Por Clara Barata, em Budapeste, in Público on-line
Os húngaros procuram formas de se fazerem ouvir. As movimentações partem dos sindicatos, da Internet, de onde surgir uma ideia.
A embaixada da China fica nesta rua, Benczúr utca, a mesma onde as tropas soviéticas prenderam, no fim da II Guerra, o diplomata sueco Raoul Wallenberg, que ajudou a salvar milhares de judeus húngaros. Ainda nem são 8h da manhã, está a chover e caem uns farrapinhos de neve triste em Budapeste, mas o telemóvel de Tamás Székely não pára de tocar. Szekély lidera o Movimento Solidariedade húngaro, o Solidaritas, que pretende ser o grande chapéu-de-chuva para reunir a dividida oposição húngara.
Dirigente sindical - presidente da União dos Trabalhadores da Indústria Química -, Szekély faz questão de frisar que o Solidaritás "não é um sindicato", embora trabalhe com os sindicatos. Só aceitam membros individuais, mas trabalham com sindicatos. Em dois meses de existência, já estão em 200 locais, por todo o país, fora da capital onde tudo costuma concentrar-se: "Fizemos uma flashmob a 17 de Dezembro, para ver quantos somos e onde estamos", explicou.
"As pessoas perderam o interesse nos partidos. O movimento apareceu numa boa altura", diz Szekély. Este sindicalista poderá não ter o carisma de Lech Walesa, saído dos estaleiros de Gdansk para derrubar o regime comunista na Polónia à frente do Solidariedade. Mas é um dos líderes de um movimento que capitalizou a insatisfação os trabalhadores que viram o Governo de Viktor Orbán apropriar-se dos descontos que tinham feito para as suas reformas no sistema privado. "Soldados, polícia e bombeiros ganham muito mal. A única compensação é que se podiam reformar cedo. Mas agora nem isso lhes vale a pena", explica Szekély.
A arrogância do primeiro-ministro face a uma manifestação dos bombeiros - "Vou mandar o meu secretário de Estado dos palhaços" recebê-los, disse ele", recorda Skelély - foi um dos acontecimentos que ajudou a lançar as movimentações da sociedade civil.
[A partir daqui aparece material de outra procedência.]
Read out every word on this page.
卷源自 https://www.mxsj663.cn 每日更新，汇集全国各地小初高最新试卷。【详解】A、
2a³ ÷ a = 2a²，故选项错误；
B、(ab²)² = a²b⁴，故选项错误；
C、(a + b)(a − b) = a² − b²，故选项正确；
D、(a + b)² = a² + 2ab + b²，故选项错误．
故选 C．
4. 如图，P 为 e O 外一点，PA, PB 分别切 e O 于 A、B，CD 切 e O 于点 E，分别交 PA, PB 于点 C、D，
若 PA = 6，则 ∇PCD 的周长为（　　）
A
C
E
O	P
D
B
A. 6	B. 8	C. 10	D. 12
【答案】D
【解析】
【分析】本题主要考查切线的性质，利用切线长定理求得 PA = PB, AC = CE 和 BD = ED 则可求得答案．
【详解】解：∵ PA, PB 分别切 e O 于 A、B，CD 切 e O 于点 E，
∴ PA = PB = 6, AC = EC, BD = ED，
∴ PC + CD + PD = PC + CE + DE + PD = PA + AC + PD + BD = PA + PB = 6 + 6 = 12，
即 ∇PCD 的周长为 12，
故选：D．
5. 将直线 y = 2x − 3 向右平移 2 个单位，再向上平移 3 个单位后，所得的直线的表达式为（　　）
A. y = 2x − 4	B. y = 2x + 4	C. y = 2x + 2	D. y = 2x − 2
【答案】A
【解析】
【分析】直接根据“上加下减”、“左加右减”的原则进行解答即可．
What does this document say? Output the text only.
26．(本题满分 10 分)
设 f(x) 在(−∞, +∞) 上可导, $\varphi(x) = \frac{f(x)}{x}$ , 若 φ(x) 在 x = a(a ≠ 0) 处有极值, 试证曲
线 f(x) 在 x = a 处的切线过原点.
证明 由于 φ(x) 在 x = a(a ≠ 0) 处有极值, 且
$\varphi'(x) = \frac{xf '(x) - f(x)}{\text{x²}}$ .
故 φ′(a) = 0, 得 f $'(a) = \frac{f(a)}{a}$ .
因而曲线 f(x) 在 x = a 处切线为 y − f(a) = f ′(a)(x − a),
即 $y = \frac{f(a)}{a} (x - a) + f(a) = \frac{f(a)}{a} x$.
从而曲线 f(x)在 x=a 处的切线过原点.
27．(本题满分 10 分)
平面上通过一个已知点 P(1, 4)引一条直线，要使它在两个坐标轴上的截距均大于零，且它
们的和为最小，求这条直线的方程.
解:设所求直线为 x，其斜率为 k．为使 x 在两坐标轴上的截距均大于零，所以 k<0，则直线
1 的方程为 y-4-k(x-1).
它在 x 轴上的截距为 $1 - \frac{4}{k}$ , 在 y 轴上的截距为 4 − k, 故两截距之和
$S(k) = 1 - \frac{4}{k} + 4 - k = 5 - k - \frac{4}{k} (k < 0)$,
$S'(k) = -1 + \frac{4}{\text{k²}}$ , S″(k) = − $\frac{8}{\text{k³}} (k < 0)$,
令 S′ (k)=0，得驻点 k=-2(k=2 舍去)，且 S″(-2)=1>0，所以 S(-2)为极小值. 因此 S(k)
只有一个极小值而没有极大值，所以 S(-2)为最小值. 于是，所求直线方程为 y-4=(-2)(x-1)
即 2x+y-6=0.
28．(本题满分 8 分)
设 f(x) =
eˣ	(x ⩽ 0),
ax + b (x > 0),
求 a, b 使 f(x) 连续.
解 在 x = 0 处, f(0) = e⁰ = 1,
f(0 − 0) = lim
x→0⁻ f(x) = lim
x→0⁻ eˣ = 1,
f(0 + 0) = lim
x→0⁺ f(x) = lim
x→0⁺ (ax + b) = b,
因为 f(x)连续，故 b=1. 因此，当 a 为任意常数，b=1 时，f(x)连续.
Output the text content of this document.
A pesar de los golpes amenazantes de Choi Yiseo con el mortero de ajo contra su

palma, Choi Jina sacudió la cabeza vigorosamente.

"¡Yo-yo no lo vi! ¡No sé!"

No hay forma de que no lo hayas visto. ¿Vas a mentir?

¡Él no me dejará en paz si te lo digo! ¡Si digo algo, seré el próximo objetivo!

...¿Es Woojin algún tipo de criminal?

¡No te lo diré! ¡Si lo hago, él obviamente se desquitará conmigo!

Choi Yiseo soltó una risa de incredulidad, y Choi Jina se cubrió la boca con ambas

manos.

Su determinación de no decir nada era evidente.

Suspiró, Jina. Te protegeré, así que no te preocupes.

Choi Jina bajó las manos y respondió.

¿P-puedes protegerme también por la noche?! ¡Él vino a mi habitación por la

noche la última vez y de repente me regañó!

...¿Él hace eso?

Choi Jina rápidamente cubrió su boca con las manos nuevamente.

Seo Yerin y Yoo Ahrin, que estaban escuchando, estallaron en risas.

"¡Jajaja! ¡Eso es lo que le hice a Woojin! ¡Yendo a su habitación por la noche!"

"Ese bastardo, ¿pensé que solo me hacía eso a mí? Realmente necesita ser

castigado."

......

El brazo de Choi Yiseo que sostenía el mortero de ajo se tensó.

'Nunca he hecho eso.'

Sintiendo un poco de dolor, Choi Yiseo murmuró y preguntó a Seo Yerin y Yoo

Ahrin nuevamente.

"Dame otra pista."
Muitos bombeiros compareceram mesmo vestidos de palhaços, e com narizes vermelhos.
A manifestação de 2 de Janeiro, frente à Ópera, onde o Governo comemorava a nova Constituição, foi o momento em que o mundo reparou nos protestos contra Viktor Orbán. Mas eles já existiam antes. "Os primeiros foram em 2010, por causa da lei dos media. Mas pensámos que não bastava fazer uma manifestação simpática de vez em quando", conta Janos Boris, um porta-voz do grupo Um Milhão de Húngaros pela Democracia, que tem uma página no Facebook.
Não são ainda um milhão, andam pelos 500, colaboram com o Solidariedade e preferem manter distância em relação aos partidos políticos. Gostam de usar o humor - promovem a eleição de qualquer um para Presidente da República - e co-organizaram a manifestação de 2 de Janeiro. Defendem a liberdade de expressão: "Foi-nos retirado o sentimento de segurança. É verdade que o Governo não nos pressiona - mas vemos como os media são manipulados."
"Estamos a promover debates sobre vários temas, saúde, educação, política social, para fazer um programa consistente, em que as pessoas possam votar. Para ir além da negatividade dos protestos", explica Boris, um tradutor, escritor e editor, fazendo referência aos 60% de húngaros que não conseguem votar em ninguém.
Querem tornar-se um partido político, então? "Alguns membros do grupo podem querer formar um partido mais tarde. Mas por agora o objectivo é unir os partidos da oposição." A ponte ideal, defende, é o Solidariedade, a que também pertence.
E o Solidaridade, quer ser um partido? "Nós não somos um partido", assegura Skelély. "Os partidos democráticos não estão a conseguir contactar bem uns com os outros e o Solidariedade pode ser uma boa ponte entre eles."